Georges de La Tour (1593-1652)
"Die Auffindung des Hl. Sebastian", um 1649
Der Film zeigt eine Röntgenaufnahme mit dem dominant sichtbaren Holz des Keilrahmens. Die drei Autoradiographien dagegen lassen die Arbeitstechnik des Künstlers deutlich erkennen. Die Verwendung von Schablonen und Aussparungen wie für den Schatten des Pfeils sind für LaTour nicht ungewöhnlich. Auch eine Wiederholung der Umrisslinien in geringem Abstand zur Kontur sprechen für die Einordnung des Bildes als Original des Künstlers. Ritzungen und Vorzeichnungslinien in rotem Farblack, wie sie mit dem Mikroskop zu beobachten sind, wurden auch in anderen Gemälden LaTours festgestellt.
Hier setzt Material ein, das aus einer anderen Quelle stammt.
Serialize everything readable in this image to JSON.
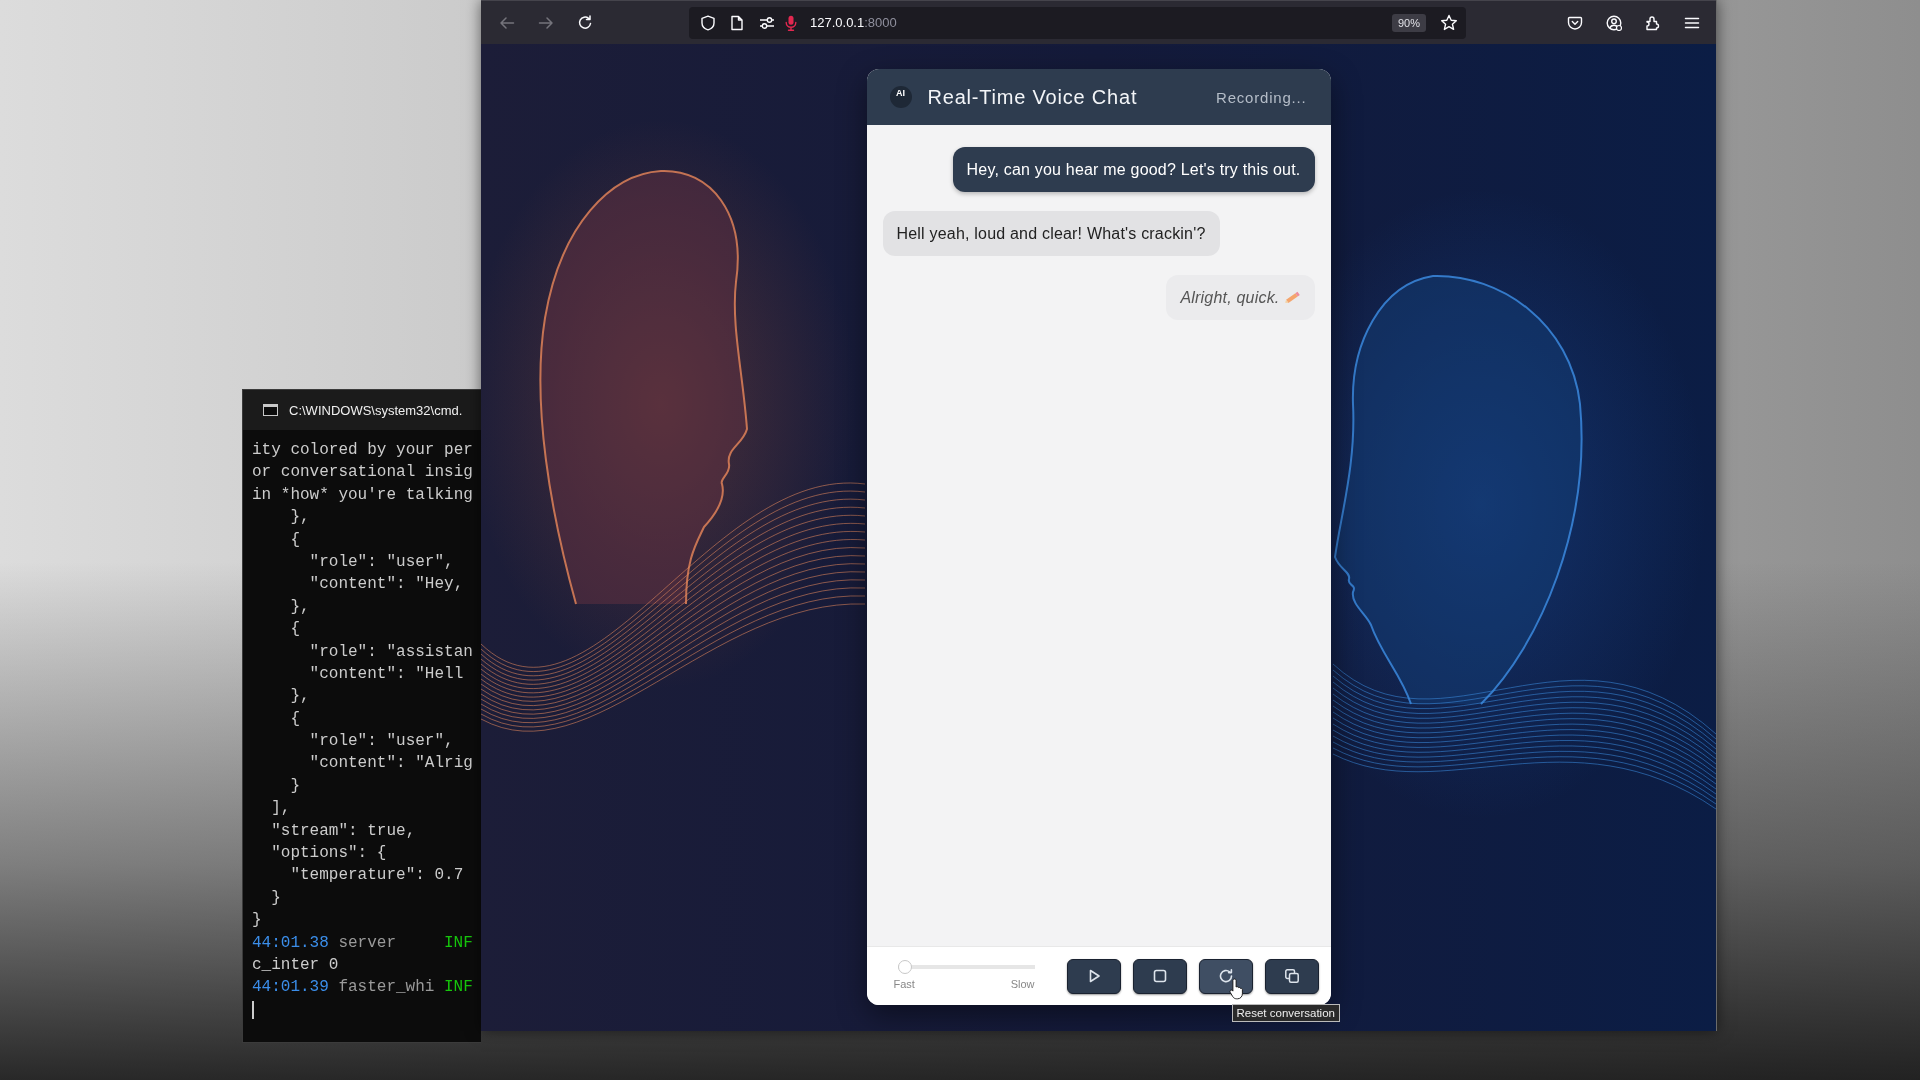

Diese Hinweise auf die Arbeitstechnik lassen in diesem Fall die Einordnung des Bildes als Original des Künstlers Georges de La Tour zu.
Die Autoradiographien zeigen:
Konturierung und Verwendung von Schablonen,
typische Aussparungen auch unter schmalen Schattenpartien
Tiziano Vecellio, gen. Tizian (1488/90-1576)
"Mädchen mit der Fruchtschale", um 1555
Der Film zeigt vielfältige Untermalungen und ungewöhnliche Pigmente.
Die Röntgenaufnahme zeigt eine tiefer liegende abweichende Komposition mit großer Figur. Die Autoradiographien zeigen das detaillierte Muster des Kleides des Mädchens mit Fruchtschale und eine weibliche Figur, die auf einem Stuhl sitzt, in einer vergleichbaren Körperhaltung wie in Titians Porträt der Herzogin von Urbino (Florenz) *. Die 2. Autoradiographie, und die Auswertung der Gammastrahlung Pb2Sb2O6 offenbart die Verwendung von "Neapelgelb“. Die Verwendung von „Neapelgelb“ zu dieser Zeit gilt als ungewöhnlich.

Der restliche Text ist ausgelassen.